Do we relly know the server actually does this when you can't run your own Signal server instances you have compiled yourself from source code ?
Do we relly know the server actually does this when you can't run your own Signal server instances you have compiled yourself from source code ?
Short answer is no.
Signal provides content-privacy by design with E2EE. Signal provide metadata-privacy by policy, i.e. they choose to not collect data or mine information from it. If you need metadata-privacy by design, you're better off with purpose-built tools like Cwtch, Ricochet Refresh, OnionShare, or perhaps Briar.
I thought you could compile from source and run Signal server instances, but there is no federation, so you would need a client that points to your server and you could only talk to other people using that client.

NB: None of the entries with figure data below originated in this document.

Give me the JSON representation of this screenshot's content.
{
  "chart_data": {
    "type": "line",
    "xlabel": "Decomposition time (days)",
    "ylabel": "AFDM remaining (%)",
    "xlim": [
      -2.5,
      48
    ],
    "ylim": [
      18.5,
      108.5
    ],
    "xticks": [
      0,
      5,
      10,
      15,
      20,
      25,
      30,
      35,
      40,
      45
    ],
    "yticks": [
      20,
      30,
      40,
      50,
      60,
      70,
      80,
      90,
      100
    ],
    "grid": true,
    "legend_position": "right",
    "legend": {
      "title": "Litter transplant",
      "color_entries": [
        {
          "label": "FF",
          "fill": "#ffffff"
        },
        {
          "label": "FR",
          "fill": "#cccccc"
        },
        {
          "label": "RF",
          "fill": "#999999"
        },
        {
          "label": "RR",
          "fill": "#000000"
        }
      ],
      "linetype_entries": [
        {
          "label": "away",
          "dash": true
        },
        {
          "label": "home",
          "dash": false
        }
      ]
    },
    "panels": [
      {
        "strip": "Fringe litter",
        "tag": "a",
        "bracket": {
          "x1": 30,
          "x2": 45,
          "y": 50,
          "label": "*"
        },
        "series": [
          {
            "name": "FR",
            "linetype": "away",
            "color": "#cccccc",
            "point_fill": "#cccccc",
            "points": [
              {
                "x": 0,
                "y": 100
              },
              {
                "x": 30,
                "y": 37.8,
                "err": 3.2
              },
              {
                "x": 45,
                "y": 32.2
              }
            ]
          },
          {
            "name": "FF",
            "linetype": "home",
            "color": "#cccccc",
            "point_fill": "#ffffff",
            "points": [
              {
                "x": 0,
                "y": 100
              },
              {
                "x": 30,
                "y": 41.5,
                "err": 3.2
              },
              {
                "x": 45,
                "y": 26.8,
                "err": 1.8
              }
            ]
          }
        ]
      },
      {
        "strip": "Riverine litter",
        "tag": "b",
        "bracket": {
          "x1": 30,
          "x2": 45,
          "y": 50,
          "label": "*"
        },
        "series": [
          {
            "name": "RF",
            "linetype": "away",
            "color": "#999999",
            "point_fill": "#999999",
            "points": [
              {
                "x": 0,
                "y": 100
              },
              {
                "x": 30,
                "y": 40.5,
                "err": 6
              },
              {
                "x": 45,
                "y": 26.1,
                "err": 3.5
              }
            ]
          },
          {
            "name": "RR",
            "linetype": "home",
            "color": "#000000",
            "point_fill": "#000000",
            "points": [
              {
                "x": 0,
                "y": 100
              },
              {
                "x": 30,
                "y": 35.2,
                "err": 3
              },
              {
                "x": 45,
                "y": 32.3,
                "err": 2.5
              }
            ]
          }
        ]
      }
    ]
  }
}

https://github.com/signalapp/Signal-Server
They use remote attestation based on SGX. So, assuming SGX can be trusted, yes. See https://signal.org/blog/private-contact-discovery/
and assuming you have a practical way to
- verify the attestation
- make sure it means the code they have published is the attested code
- make sure the published code does what it should
- and catch any divergence to this *fast enough* to not cause much damage
....
it's without question better then doing nothing
but it's fundamentally not a perfect solution
but it's very unclear if there even is a perfect solution, I would guess due to the characteristics of phone numbers there isn't a perfect solution
Well, no - as long as someone you trust is able to do that verification, that's good enough.